[This article from Gordon K. Uyehara is actually the introduction to his new book, Metal Clay Fusion: Diverse Clays, Detailed Techniques, Artful Projects, which has already achieved No. 1 bestseller status on Amazon in the Jewelry category. I thought it made for a lovely blog post introducing people to Gordon's voice as an author and artist. See photographs of a few of Gordon's 22 graceful, inspiring projects from the book below and in this earlier blog post.]
Follow your bliss, and the universe will open doors for you where there were only walls. — Joseph Campbell
Just words? If I hadn’t experienced it myself, I probably wouldn’t believe it. I understand now. For if it weren’t true, I wouldn’t be writing this book. Nor would I be spending hours planning workshops, sketching designs, sitting hunchedbacked over a cluttered table obsessing over details, or daydreaming about my next metal clay creation.
I knew I wanted to be an artist. The desire was there, but I wasn’t sure of the medium in which I wanted to create. I remember being open to trying different things, and I can rationally speak of the events—like the blurb in the alternative newspaper—that led to my first class in silver clay. What transpired after, however, is harder to explain.

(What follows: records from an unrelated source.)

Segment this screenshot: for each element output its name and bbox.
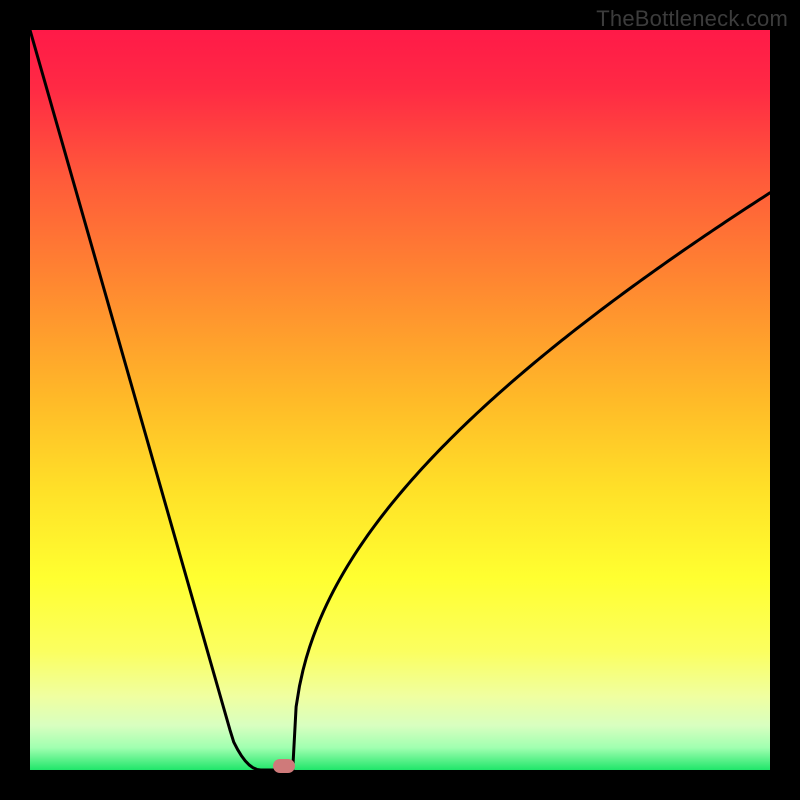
- optimum-marker: [273, 759, 295, 773]
- watermark-label: TheBottleneck.com: [596, 6, 788, 32]
- chart-stage: TheBottleneck.com: [0, 0, 800, 800]
- plot-background: [30, 30, 770, 770]
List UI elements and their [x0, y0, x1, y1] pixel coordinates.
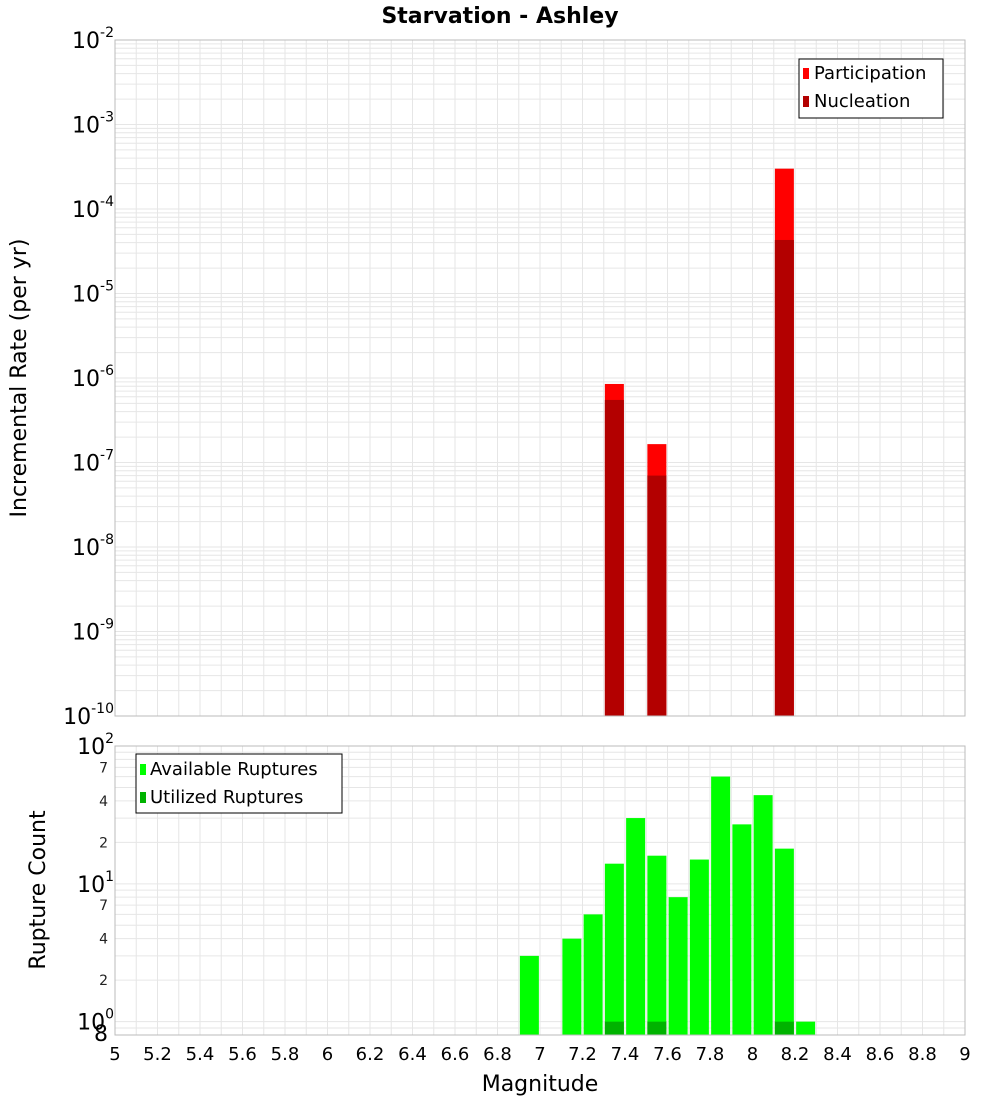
y-tick-label: 10-10	[63, 701, 114, 730]
available-ruptures-bar	[732, 824, 752, 1035]
legend-label: Available Ruptures	[150, 759, 318, 780]
y-tick-label: 10-6	[72, 363, 114, 392]
y-tick-label: 101	[77, 869, 114, 898]
legend: Participation Nucleation	[798, 58, 944, 119]
x-axis-label: Magnitude	[482, 1072, 599, 1097]
x-tick-label: 5.8	[271, 1044, 300, 1065]
x-tick-label: 6.6	[441, 1044, 470, 1065]
legend: Available Ruptures Utilized Ruptures	[135, 753, 343, 814]
y-tick-label: 10-3	[72, 110, 114, 139]
y-tick-label: 102	[77, 731, 114, 760]
chart-title: Starvation - Ashley	[381, 4, 618, 29]
legend-label: Utilized Ruptures	[150, 787, 303, 808]
y-tick-label: 10-5	[72, 279, 114, 308]
y-minor-tick-label: 7	[99, 760, 108, 776]
y-tick-label: 10-2	[72, 25, 114, 54]
x-tick-label: 6	[322, 1044, 333, 1065]
y-tick-label: 100	[77, 1007, 114, 1036]
plot-frame	[114, 745, 966, 1036]
nucleation-bar	[604, 399, 624, 716]
y-tick-label: 10-4	[72, 194, 114, 223]
utilized-ruptures-bar	[647, 1021, 667, 1035]
x-tick-label: 8.8	[908, 1044, 937, 1065]
available-ruptures-bar	[604, 863, 624, 1035]
x-tick-label: 8.6	[866, 1044, 895, 1065]
y-minor-tick-label: 8	[94, 1022, 108, 1047]
bottom-panel: 100 101 102 8 2 4 7 2 4 7 Rupture Count Available R…	[26, 731, 966, 1047]
legend-swatch	[140, 764, 146, 775]
y-minor-tick-label: 7	[99, 898, 108, 914]
y-minor-tick-label: 2	[99, 973, 108, 989]
plot-frame	[114, 39, 966, 717]
legend-swatch	[803, 68, 809, 79]
x-tick-label: 6.4	[398, 1044, 427, 1065]
nucleation-bar	[774, 239, 794, 716]
legend-swatch	[803, 96, 809, 107]
y-axis-label: Incremental Rate (per yr)	[7, 239, 32, 518]
available-ruptures-bar	[796, 1021, 816, 1035]
x-tick-label: 5.6	[228, 1044, 257, 1065]
available-ruptures-bar	[519, 955, 539, 1035]
legend-label: Participation	[814, 63, 926, 84]
x-axis: 5 5.2 5.4 5.6 5.8 6 6.2 6.4 6.6 6.8 7 7.2 7.4 7.6 7.8 8…	[109, 1044, 970, 1065]
legend-box	[798, 58, 944, 119]
x-tick-label: 8.4	[823, 1044, 852, 1065]
available-ruptures-bar	[562, 938, 582, 1035]
utilized-ruptures-bar	[604, 1021, 624, 1035]
y-tick-label: 10-9	[72, 617, 114, 646]
available-ruptures-bar	[668, 897, 688, 1035]
y-minor-tick-label: 4	[99, 794, 108, 810]
x-tick-label: 8	[747, 1044, 758, 1065]
y-tick-label: 10-7	[72, 448, 114, 477]
x-tick-label: 5.2	[143, 1044, 172, 1065]
top-panel: 10-10 10-9 10-8 10-7 10-6 10-5 10-4 10-3 10-2 Inc…	[7, 25, 966, 730]
x-tick-label: 9	[959, 1044, 970, 1065]
available-ruptures-bar	[583, 914, 603, 1035]
available-ruptures-bar	[711, 776, 731, 1035]
utilized-ruptures-bar	[774, 1021, 794, 1035]
nucleation-bar	[647, 475, 667, 716]
x-tick-label: 6.2	[356, 1044, 385, 1065]
y-axis-label: Rupture Count	[26, 810, 51, 970]
x-tick-label: 7.6	[653, 1044, 682, 1065]
available-ruptures-bar	[626, 818, 646, 1035]
x-tick-label: 8.2	[781, 1044, 810, 1065]
available-ruptures-bar	[647, 855, 667, 1035]
x-tick-label: 5.4	[186, 1044, 215, 1065]
x-tick-label: 5	[109, 1044, 120, 1065]
available-ruptures-bar	[753, 795, 773, 1035]
x-tick-label: 7.2	[568, 1044, 597, 1065]
x-tick-label: 7.4	[611, 1044, 640, 1065]
y-tick-label: 10-8	[72, 532, 114, 561]
available-ruptures-bar	[774, 848, 794, 1035]
x-tick-label: 7.8	[696, 1044, 725, 1065]
y-minor-tick-label: 4	[99, 932, 108, 948]
x-tick-label: 7	[534, 1044, 545, 1065]
x-tick-label: 6.8	[483, 1044, 512, 1065]
available-ruptures-bar	[689, 859, 709, 1035]
legend-swatch	[140, 792, 146, 803]
legend-label: Nucleation	[814, 91, 910, 112]
y-minor-tick-label: 2	[99, 835, 108, 851]
legend-box	[135, 753, 343, 814]
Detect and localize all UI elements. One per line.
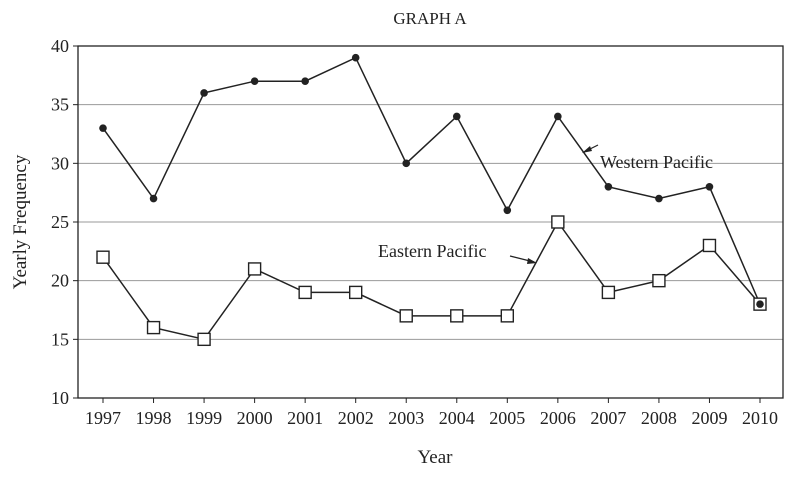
data-point-eastern-pacific xyxy=(146,320,161,335)
y-axis-label: Yearly Frequency xyxy=(10,154,31,289)
arrowhead-eastern xyxy=(527,258,537,264)
x-tick-label: 1999 xyxy=(186,408,222,428)
data-point-western-pacific xyxy=(250,77,259,85)
data-point-western-pacific xyxy=(200,89,208,97)
data-point-western-pacific xyxy=(301,77,309,85)
data-point-eastern-pacific xyxy=(500,309,515,323)
data-point-eastern-pacific xyxy=(399,309,413,323)
data-point-eastern-pacific xyxy=(247,262,262,276)
data-point-western-pacific xyxy=(503,206,512,215)
x-tick-label: 1998 xyxy=(136,408,172,428)
x-tick-label: 2007 xyxy=(590,408,626,428)
y-tick-label: 40 xyxy=(51,36,69,56)
data-point-western-pacific xyxy=(149,194,158,203)
x-tick-label: 2006 xyxy=(540,408,576,428)
data-point-eastern-pacific xyxy=(652,273,666,288)
x-tick-label: 2002 xyxy=(338,408,374,428)
arrowhead-western xyxy=(582,146,592,153)
data-point-western-pacific xyxy=(655,194,663,203)
y-tick-label: 35 xyxy=(51,95,69,115)
x-tick-label: 2003 xyxy=(388,408,424,428)
data-point-western-pacific xyxy=(705,183,714,191)
data-point-eastern-pacific xyxy=(96,250,110,264)
data-point-eastern-pacific xyxy=(450,309,464,323)
data-point-eastern-pacific xyxy=(601,285,616,300)
data-point-eastern-pacific xyxy=(298,285,312,300)
data-point-western-pacific xyxy=(452,112,461,121)
y-tick-label: 15 xyxy=(51,329,69,349)
x-axis-label: Year xyxy=(417,447,453,468)
x-tick-label: 2001 xyxy=(287,408,323,428)
data-point-western-pacific xyxy=(756,300,764,308)
y-tick-label: 30 xyxy=(51,153,69,173)
data-point-western-pacific xyxy=(351,53,360,62)
data-point-eastern-pacific xyxy=(551,215,565,229)
series-line-western-pacific xyxy=(102,56,761,305)
data-point-western-pacific xyxy=(604,183,613,191)
x-tick-label: 2008 xyxy=(641,408,677,428)
data-point-western-pacific xyxy=(402,159,411,168)
data-point-eastern-pacific xyxy=(348,285,363,300)
annotation-western-pacific: Western Pacific xyxy=(600,152,713,172)
data-point-western-pacific xyxy=(554,112,562,121)
x-tick-label: 1997 xyxy=(85,408,121,428)
y-tick-label: 20 xyxy=(51,271,69,291)
chart-title: GRAPH A xyxy=(393,9,467,28)
y-tick-label: 25 xyxy=(51,212,69,232)
data-point-eastern-pacific xyxy=(702,238,717,253)
x-tick-label: 2010 xyxy=(742,408,778,428)
y-tick-label: 10 xyxy=(51,388,69,408)
x-tick-label: 2000 xyxy=(237,408,273,428)
data-point-eastern-pacific xyxy=(197,332,211,347)
data-point-western-pacific xyxy=(99,124,107,132)
annotation-eastern-pacific: Eastern Pacific xyxy=(378,241,486,261)
series-line-eastern-pacific xyxy=(102,220,761,341)
x-tick-label: 2009 xyxy=(691,408,727,428)
x-tick-label: 2005 xyxy=(489,408,525,428)
x-tick-label: 2004 xyxy=(439,408,475,428)
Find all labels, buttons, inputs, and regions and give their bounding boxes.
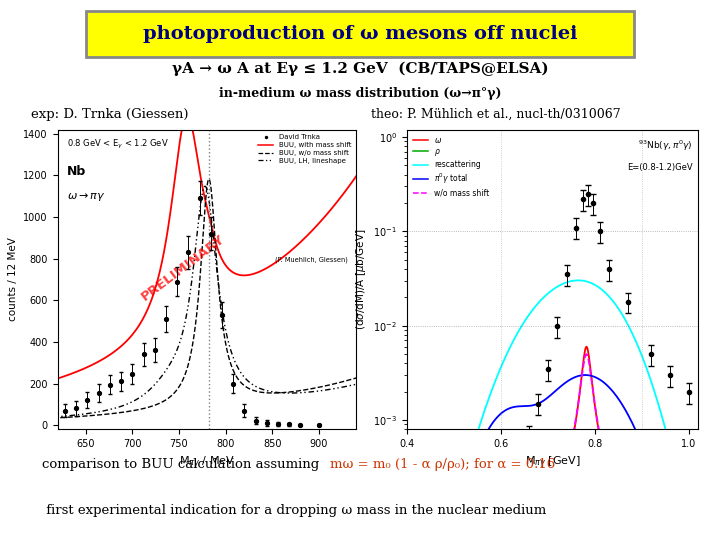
BUU, LH, lineshape (127, 399, 135, 406)
$\rho$ (623, 478, 631, 485)
BUU, w/o mass shift (102, 411, 111, 417)
BUU, LH, lineshape (252, 383, 261, 390)
$\pi^0\gamma$ total (598, 378, 606, 384)
rescattering (575, 277, 583, 284)
$\rho$ (598, 450, 606, 457)
Text: Nb: Nb (66, 165, 86, 178)
$\omega$ (534, 534, 543, 540)
rescattering (477, 416, 486, 422)
BUU, with mass shift (252, 270, 261, 276)
Text: first experimental indication for a dropping ω mass in the nuclear medium: first experimental indication for a drop… (42, 504, 546, 517)
Line: BUU, LH, lineshape: BUU, LH, lineshape (53, 186, 356, 417)
$\pi^0\gamma$ total (580, 372, 589, 379)
BUU, with mass shift (228, 269, 237, 275)
X-axis label: M$_{\pi\gamma}$ [GeV]: M$_{\pi\gamma}$ [GeV] (525, 455, 580, 471)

The near obsessive compulsion to create with silver clay in the face of a dwindling savings account and the feeling of spending way too many hours on something that might just lead to nothing, go beyond logic. Yet, I plowed forward, ignoring the part of my brain that questioned, “Was this just an unhealthy preoccupation?” and I shared my creations, entered competitions, and connected with other silver-clay fanatics.
What followed were numerous, exceedingly kind comments from strangers (many now my friends) encouraging me on, inquiries about my work, invitations to teach, and editors asking me to write articles. These were the doors opening before me, and some at just the right time. I stepped through them, often with apprehension, and now continue to go forth with eager anticipation of what is still to come.
One thing I will mention, since it brings everything full circle, is that the same alternative newspaper that caught my interest many years ago published a short blurb about my Saul Bell Award. It appeared in the back of the paper, in the same place as the original paragraph about the class. That event is one of the many things I credit to synchronicity rather than mere coincidence. The lessons I take are to always be open to possibilities and to keep searching until you find what you enjoy doing. And, then, to appreciate it once you find it.
It is nearly impossible to write a book on metal clay without setting some kind of limit on the coverage. Metal clay is a young medium still finding its place. Yet, there are already a myriad of techniques and active experiments always in progress. So frequent are the rumors of new clay types and new complementary products that any snapshot in time is instantly lacking. In fact, as I began writing this book, many new clay types were being announced. Metal clay truly is a moving target.
So, the projects presented here are easily adapted to the various clay types, and the designs are customizable. I always design first, so you may notice that none of the projects are conceived around a technique. Rather, the techniques are provided to fulfill a design goal. The included artist contributions show the variety and excellence of work being created.
Metal clay is no fad. Enjoy the adventure.